Wieder’s plane emerged far from the airstrip, over an outlying suburb of Santiago. There he wrote the first line:
Death is friendship
. Then he flew over some railway sheds and what appeared to be disused factories, although down in the streets he could make out people dragging cardboard boxes, children climbing on fences, dogs. To the left, at nine o’clock, he recognized two enormous shanty towns, separated by the railway tracks. He wrote the second line:
Death is Chile
. Then he swung round to three o’clock and headed for the city center. Soon the river-like avenues appeared, the lattice of dull-hued snakes and ladders, the river itself, the zoo, the few high-rise buildings that were the city’s pride. Seen from the air, as Wieder himself noted somewhere, a city is like a photo ripped into pieces, which, counter-intuitively, seem to scatter: a fragmentary, shifting mask. Over the presidential palace of La Moneda, he wrote the third line:
Death is responsibility
. Some pedestrians saw him: a beetle-like silhouette against the dark and threatening sky. Very few could decipher his words: the wind effaced them almost straight away. At one point someone tried to communicate with
him by radio. Wieder didn’t answer. On the horizon, at eleven o’clock, he saw the shapes of two helicopters approaching. He circled until they drew near, then shook them off in a second. On the way back to the airstrip he wrote the fourth and fifth lines:
Death is love
and
Death is growth
. When the strip came into sight, he wrote:
Death is communion
. But none of the generals or the generals’ wives and children or the senior officers or the military, civil, ecclesiastical and cultural authorities present could read his words. An electric storm was building in the sky. From the control tower a colonel told him to hurry up and land. Wieder replied “Received,” and immediately began to climb. For a moment those watching from below thought he was going to disappear into a cloud again. A captain, who was not in the official box, remarked that in Chile all poetic acts spelt disaster, usually just for individuals or families, but occasionally for the nation as a whole. Then came the lightning – the first bolt fell on the far side of Santiago, but was clearly visible from the stands at the Captain Lindstrom airstrip – and Carlos Wieder wrote:
Death is cleansing
, but so unsteadily, given the adverse weather conditions, that very few of the spectators, who by now had started to get up from their seats and open their umbrellas, could understand what had been written.
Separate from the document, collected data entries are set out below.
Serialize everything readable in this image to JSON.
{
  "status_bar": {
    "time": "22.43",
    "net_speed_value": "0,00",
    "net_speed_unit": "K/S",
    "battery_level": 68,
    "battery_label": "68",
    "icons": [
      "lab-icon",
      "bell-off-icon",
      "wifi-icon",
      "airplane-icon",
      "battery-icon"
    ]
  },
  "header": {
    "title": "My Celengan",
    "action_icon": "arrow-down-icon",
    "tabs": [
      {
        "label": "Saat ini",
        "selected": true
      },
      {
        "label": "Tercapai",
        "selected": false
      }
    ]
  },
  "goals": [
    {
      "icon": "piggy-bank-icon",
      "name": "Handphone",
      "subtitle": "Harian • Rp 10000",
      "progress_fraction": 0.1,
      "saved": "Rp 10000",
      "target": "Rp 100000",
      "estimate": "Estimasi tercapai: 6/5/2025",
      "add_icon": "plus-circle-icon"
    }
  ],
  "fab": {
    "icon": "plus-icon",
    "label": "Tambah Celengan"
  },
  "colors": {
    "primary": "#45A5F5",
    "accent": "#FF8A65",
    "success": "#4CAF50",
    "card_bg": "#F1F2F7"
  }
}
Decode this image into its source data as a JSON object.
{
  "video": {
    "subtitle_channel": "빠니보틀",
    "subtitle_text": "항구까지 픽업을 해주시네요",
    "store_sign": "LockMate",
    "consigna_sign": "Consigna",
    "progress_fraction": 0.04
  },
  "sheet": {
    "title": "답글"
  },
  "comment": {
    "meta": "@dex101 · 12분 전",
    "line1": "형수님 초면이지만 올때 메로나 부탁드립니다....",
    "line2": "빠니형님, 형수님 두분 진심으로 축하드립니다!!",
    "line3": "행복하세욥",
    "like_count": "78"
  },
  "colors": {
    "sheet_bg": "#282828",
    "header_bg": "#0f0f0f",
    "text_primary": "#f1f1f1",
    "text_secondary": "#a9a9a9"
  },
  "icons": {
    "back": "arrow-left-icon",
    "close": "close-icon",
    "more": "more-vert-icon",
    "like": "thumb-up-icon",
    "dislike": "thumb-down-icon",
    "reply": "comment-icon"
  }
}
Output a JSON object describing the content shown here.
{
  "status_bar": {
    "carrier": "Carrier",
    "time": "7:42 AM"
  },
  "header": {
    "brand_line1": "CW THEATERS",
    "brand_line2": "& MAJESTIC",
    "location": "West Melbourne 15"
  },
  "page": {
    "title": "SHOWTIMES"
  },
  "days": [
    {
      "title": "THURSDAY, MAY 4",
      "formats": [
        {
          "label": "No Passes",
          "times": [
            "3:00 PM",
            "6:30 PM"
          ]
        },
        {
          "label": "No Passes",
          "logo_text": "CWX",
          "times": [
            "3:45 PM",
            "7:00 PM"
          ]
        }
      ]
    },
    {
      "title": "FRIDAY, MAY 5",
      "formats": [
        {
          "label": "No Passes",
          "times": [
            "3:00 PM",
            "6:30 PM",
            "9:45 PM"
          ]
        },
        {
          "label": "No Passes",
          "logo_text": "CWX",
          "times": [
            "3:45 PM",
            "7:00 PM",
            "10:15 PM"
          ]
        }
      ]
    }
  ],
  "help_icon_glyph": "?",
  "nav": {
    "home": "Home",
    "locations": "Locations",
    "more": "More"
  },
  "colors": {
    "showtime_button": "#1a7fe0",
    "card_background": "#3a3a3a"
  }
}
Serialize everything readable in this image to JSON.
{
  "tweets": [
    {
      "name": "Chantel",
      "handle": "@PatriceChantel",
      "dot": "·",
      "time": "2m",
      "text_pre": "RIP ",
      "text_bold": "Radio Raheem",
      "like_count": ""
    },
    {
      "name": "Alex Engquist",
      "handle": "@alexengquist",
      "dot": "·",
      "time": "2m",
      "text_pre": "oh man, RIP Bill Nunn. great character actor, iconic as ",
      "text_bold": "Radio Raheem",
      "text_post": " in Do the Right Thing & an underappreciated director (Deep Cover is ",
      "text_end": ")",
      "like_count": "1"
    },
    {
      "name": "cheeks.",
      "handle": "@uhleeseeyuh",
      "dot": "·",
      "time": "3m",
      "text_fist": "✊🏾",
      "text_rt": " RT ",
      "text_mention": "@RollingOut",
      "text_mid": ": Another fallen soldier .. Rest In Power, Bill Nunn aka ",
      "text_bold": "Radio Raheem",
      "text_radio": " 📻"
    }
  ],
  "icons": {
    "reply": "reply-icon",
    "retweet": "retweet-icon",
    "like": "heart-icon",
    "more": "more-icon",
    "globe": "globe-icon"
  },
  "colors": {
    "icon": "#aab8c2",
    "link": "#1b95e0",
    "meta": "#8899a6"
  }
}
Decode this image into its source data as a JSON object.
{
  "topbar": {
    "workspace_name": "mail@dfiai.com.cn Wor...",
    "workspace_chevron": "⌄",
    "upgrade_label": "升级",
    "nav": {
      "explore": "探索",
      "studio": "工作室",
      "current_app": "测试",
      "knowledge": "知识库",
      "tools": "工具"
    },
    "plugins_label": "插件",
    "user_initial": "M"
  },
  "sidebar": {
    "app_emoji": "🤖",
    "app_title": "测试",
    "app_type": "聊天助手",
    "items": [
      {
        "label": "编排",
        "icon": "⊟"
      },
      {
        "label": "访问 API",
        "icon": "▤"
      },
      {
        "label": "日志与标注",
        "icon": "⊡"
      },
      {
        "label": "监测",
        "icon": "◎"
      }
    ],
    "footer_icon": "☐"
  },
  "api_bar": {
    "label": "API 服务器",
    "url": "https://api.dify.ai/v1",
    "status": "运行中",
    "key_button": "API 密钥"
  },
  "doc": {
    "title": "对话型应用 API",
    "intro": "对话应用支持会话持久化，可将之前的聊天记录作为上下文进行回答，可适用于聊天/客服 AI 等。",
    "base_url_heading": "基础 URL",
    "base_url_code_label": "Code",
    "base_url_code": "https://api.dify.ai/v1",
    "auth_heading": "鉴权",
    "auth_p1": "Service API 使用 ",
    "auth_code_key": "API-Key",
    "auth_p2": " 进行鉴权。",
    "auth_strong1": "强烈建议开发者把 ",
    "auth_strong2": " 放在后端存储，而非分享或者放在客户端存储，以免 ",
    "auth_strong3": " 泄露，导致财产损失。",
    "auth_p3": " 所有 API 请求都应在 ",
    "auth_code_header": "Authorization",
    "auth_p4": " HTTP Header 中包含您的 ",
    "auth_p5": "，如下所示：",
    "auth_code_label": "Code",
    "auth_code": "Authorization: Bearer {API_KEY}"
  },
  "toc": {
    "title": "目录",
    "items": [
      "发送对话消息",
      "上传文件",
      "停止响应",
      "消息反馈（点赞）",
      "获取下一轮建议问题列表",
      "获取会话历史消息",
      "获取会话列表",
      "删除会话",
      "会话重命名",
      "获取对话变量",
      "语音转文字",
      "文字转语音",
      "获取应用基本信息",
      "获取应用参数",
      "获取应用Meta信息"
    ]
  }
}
All that was left in the sky were dark shreds, cuneiform characters, hieroglyphics, a child’s scribble. The few who did manage to understand thought Carlos Wieder had gone mad. It started to rain and the crowd hurriedly dispersed. The cocktail party had to be shifted to a hangar, and by that stage, what with the delay and the downpour, everyone was in
need of refreshment. In less than fifteen minutes all the canapés had been devoured. The waiters, recruits from the Quartermaster Corps, were amazingly quick on their feet and their diligence provoked the envy of some of the ladies present. Some of the officers discussed the aviator-poet’s eccentric performance, but most of the conversations had moved on to questions of national (and even international) significance.